Does anyone know why if i put a printf just before a delay it waits until the delay is finished before it prints de message?

Code1 with sleep():

int main (void)
{
    printf ("hi world");
    system("sleep 3");    
}

Code2 with a self implemented delay:

void delay(float sec)
{
    time_t start;
    time_t current;
    time(&start);
    do{
        time(&current);
    }while(difftime(current,start) < sec);
}
int main (void)
{
    printf ("hi world");
    delay(3);    
}

And if:

printf ("hi world");
delay(3);    
printf ("hi world");
delay(3);    

it waits until the sum of sleeps and then it prints the messages at the same time

Why does this happen?

UPDATE: I writed delay("sleep 3") when i called delay, i meant delay(3). Corrected

Upvotes: 6

Views: 5791

Answers (5)

Nick Bedford
Nick Bedford

Reputation: 4435

Technically that shouldn't even compile. In the delay("sleep 3") call you're trying to convert a const char * to a float.

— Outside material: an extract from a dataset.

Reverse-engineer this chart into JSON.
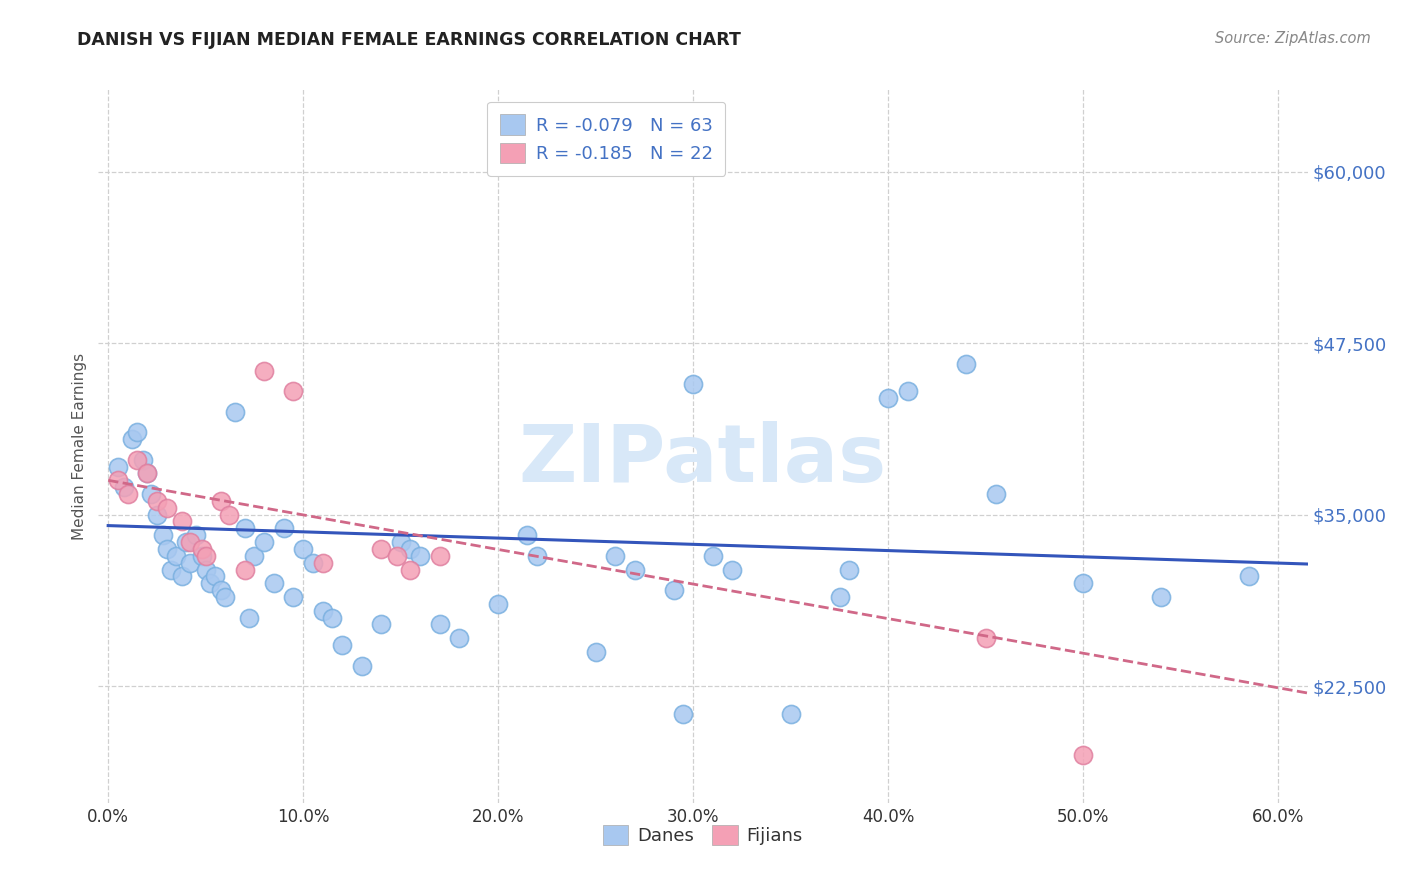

It should be:

void delay (float sec)
{
    // ...
}

delay(3);

Upvotes: -1

Roland Rabien
Roland Rabien

Reputation: 8836

printf buffers it's output until a newline is output.

Add a fflush(stdout); to flush the buffers on demand.

Upvotes: 21

Tordek
Tordek

Reputation: 10872

When you call printf, you don't print anything until really necessary: until either the buffer fulls up, or you add a new line. Or you explicitly flush it.

So, you can either do

printf("Something\n");
delay();

or

printf("Something");
fflush(stdout);
delay();

Upvotes: 1

Greg Hewgill
Greg Hewgill

Reputation: 992937

Normally, standard output is buffered until you either:

  • output a \n character
  • call fflush(stdout)

Do one of these things before calling delay() and you should see your output.

Upvotes: 8

Ben
Ben

Reputation: 7608

the standard output is not flush until you output a '\n' char.